Выбрать главу

В его путевых заметках нет систематического отчета о жизни туземцев. Чтобы составить такой отчет, ему недоставало выучки. Местных языков он не знал. Еще не был выработан единый метод классификации цвета кожи и обмера черепов. Гексли пытался стать антропологом до того, как была по-настоящему создана антропология. И все же он усердно и добросовестно делал что мог: рассказывал об отдельных эпизодах, описывал людей, их жилища, челноки, утварь, сопровождая изложение меткими, точными зарисовками — к этому у него был необычайный дар. Его схематический набросок челнока с выносными уключинами представляет собой настоящий образец достоверности в графике. Во всем прочем антропологические изыскания Гексли страдали тою же нехваткой душевной прозорливости, какая позже, хоть и в меньшей степени, отличала его критическую деятельность в области социальной и политической, — и невольно склоняешься к мысли, что дикари возбуждали в нем скорей чувство юмора, чем стремление по-человечески их понять. Впрочем, такой вывод был бы несправедлив. Пусть Гексли не слишком принимал их всерьез и, как многие другие викторианцы, считал их детьми, но он, по крайней мере, всегда видел в них человеческие существа. Отдельным проявлениям грубой силы и несдержанности папуасов нужно противопоставить «их неизменно ласковое отношение друг к другу, их доброту к своим женщинам, чистоплотность, их совершенство в полезных ремеслах, опрятность жилищ… а также упорство в труде и изысканность вкуса, о которых свидетельствуют их многочисленные резные изделия».

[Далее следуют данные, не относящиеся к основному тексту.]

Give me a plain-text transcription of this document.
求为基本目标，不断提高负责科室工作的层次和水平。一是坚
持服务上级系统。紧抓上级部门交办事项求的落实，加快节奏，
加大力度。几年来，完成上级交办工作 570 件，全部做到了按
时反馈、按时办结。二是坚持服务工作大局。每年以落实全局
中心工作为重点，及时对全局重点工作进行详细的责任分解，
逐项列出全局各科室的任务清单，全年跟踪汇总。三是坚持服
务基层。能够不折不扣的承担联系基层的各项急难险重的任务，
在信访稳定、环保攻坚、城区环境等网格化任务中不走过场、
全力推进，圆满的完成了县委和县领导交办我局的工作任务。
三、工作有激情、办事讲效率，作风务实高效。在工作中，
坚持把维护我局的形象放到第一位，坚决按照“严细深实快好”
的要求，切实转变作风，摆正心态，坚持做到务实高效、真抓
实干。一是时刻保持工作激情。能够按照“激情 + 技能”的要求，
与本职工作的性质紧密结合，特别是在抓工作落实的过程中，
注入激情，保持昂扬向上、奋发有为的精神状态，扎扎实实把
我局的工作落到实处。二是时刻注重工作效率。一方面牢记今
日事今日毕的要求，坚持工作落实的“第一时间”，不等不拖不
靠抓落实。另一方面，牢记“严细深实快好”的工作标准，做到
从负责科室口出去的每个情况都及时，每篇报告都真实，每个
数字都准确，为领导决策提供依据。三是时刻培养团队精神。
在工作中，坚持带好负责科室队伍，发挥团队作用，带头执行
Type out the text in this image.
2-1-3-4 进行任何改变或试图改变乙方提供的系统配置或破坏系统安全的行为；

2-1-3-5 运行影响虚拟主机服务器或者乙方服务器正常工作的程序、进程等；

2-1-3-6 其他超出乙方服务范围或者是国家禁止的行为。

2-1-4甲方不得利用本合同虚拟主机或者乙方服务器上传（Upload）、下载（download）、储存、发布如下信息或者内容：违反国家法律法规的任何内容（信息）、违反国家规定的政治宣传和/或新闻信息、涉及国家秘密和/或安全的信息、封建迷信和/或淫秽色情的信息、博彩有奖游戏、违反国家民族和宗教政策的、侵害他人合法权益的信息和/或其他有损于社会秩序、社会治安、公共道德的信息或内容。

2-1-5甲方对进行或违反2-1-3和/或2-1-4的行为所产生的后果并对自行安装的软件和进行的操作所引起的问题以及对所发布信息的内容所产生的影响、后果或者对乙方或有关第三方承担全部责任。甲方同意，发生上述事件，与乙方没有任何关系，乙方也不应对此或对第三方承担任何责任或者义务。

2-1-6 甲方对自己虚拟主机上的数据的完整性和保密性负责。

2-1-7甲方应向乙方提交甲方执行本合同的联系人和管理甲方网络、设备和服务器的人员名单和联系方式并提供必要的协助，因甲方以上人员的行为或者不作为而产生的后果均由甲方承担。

Во время четвертого похода перед путешественниками простер свои зеленые, окутанные дымкой берега громадный остров-континент Новая Гвинея, «отрезанный от общения с цивилизованным миром больше даже, чем Китай, — писал Гексли, — и столь же, если не более, богатый редкостями и диковинками». А в один прекрасный день низко стелющиеся туманы и густые облака внезапно расступились, и изумленным взорам мореходов представилась величественная цепь синих гор, доселе неведомая людям, а отныне названная именем капитана. Однако сам Оуэн Стэнли, правда, не менее их взволнованный и по-прежнему снедаемый жаждой стать великим исследователем, предпочитал отсиживаться в безопасности на борту корабля, а если и совершал вылазки, то робко и с оглядкой. Он был слишком исполнен сознания своей ответственности, чтобы зря подвергать риску подчиненных, и слишком гуманен, чтобы допустить пальбу по местным жителям, хотя бы в целях самозащиты.

На деле же мир Стэнли распался как карточный домик в тот самый миг, когда он готовился его открыть. Три года, пока он вел свой утлый и тесный деревянный ковчег сквозь парные воды и крутые лабиринты Кораллового моря, сделали честолюбивого молодого идеалиста-капитана запуганным, вечно раздраженным, хвастливым неврастеником-буквоедом. Вся обстановка на судне переменилась; главным занятием экипажа стало разбираться в загадках личности капитана. Приговор Гексли в то время был прост.

— Трусость, — объявил он после очередного проявления непомерной осмотрительности в отношениях с туземцами. — Чего он добивается, этот субъект? По-моему, нет другого способа убедить его, что его жалкие телеса находятся в безопасности, как только сложить все луки и стрелы на палубе, а всех людей — связанными на берегу.

Беда грянула, когда «Рэттлснейк» снова взял курс к югу, на Сидней. Капитана сразил полный упадок духа. Даже поправляясь, он был нетверд рассудком, бредил, без умолку говорил о величии славы, которая ждет ученого-исследователя. Он вынужден был вручить себя попечению доктора Томсона, и командование судном принял лейтенант Юль. В марте 1850 года, через месяц после прибытия в Сидней, капитан скончался. Он не взбирался на вершины горной цепи Оуэна Стэнли, зато, по крайней мере, выполнил свою задачу: открыл широкий и глубокий путь через Коралловое море и Торресов пролив.